Saturday 9 July 2011

Big seed marketing

Social media marketing departments must decide how to allocate their budget between making content that will spread - and distributing that content.

The initial distribution is sometimes called "seeding", and focusing on that distribution is sometimes called using a "big seed".

Big seeding was popularised in 2007 by an article entitled Viral Marketing for the Real World - by Duncan J. Watts, Jonah Peretti, and Michael Frumin.

So, in the light of their article, the question naturally arises: does big seeding actually work?

For my epidemic threshold article I made a simple computer simulation of epidemics that produced graphs showing how the number of infected individuals could increase or decrease over time.


An epidemic - showing the number on infected hosts plotted against time.

The model that produced the above diagram is extremely simple. Individuals are modelled as being either infected or not infected. They have a constant probability of dying in each generation. Senescence and pathology are not modelled. Infected agents infect more agents (randomly) in each generation. Then some individuals (chosen randomly) die, and are replaced by healthy newly-born individuals. The population size is a fixed constant - so the death rate and birth rate are equal. The plot was made by varying two parameters: the infection rate and the death/birth rate.

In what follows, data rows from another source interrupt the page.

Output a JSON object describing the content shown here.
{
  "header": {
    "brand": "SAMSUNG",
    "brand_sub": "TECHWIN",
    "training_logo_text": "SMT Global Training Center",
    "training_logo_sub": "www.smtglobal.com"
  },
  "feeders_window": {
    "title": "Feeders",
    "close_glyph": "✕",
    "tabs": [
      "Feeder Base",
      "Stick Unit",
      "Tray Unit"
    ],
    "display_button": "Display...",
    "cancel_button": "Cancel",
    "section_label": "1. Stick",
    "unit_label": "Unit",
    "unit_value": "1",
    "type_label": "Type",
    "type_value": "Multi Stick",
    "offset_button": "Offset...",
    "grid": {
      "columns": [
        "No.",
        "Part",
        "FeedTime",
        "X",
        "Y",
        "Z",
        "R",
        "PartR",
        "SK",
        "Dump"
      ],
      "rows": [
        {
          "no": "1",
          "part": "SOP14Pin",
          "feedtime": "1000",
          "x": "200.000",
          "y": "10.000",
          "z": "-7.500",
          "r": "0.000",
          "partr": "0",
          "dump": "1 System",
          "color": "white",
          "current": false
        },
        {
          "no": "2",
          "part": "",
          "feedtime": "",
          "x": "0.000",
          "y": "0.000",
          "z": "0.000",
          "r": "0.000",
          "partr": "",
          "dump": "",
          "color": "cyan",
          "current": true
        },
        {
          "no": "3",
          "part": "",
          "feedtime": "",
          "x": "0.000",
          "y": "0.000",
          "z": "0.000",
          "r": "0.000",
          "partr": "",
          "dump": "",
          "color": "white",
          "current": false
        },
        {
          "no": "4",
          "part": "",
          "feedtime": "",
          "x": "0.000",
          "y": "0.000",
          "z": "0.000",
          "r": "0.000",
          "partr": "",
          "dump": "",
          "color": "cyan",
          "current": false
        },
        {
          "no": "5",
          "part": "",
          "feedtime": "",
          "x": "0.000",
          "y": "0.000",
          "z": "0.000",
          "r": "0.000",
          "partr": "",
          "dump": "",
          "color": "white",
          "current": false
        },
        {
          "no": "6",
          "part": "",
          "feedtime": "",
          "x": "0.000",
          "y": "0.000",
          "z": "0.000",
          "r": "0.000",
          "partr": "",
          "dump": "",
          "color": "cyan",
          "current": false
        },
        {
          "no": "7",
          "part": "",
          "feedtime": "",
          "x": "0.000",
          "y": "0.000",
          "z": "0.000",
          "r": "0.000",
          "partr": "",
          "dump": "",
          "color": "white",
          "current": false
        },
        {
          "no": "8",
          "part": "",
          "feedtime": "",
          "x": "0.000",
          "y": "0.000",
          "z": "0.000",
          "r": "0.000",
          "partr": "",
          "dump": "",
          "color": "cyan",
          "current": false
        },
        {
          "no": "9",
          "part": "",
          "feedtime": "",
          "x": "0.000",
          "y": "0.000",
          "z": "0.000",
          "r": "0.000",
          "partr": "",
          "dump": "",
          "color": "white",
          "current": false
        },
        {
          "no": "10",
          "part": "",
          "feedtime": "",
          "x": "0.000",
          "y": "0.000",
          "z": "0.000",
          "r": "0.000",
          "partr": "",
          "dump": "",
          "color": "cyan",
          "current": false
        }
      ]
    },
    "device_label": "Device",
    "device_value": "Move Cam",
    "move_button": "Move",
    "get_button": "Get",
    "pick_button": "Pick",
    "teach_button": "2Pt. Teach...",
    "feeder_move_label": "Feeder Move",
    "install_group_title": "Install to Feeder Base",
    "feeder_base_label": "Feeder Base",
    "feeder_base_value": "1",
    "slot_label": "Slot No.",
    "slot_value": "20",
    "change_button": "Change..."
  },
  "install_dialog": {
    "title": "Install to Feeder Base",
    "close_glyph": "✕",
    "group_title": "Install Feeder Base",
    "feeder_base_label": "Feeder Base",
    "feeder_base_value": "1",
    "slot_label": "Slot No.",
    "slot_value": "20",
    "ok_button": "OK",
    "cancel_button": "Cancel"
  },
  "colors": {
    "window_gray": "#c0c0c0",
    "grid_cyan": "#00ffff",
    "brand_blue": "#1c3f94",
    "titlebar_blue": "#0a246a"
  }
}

These variables are sampled from a uniform bounded random distribution to create the plot.

The seed population is fixed at the same value for each run and is shown as the y-intercept on the left hand side of the diagram.

The diagram illustrates the concept of an epidemic threshold - if content is insufficiently infectious, it dies off, and goes extinct.

The next issue I wanted to explore was to see how the seed population size influenced the extinction rate.


This is a plot of survival against seed population size.

Here, "survival" refers to having a population size of at least 1 at the end of the run - i.e. it refers to not going extinct.

This graph illustrates two main things:

  • Having a seed population too small is often fatal - random fluctuations in population size too easily cause your seed population to execute a random walk into extinction.
  • Big seeding rapidly runs into diminishing returns - provided you seed on a reasonable scale, success depends quite a bit on how much you exceed the epidemic threshold by - and not so much on the size of your seed population.

How to manage the tradeoff between the seeding budget and the contagiousness budget is beyond the scope of this article - but hopefully these graphs will help people to understand the basics of the dynamics involved.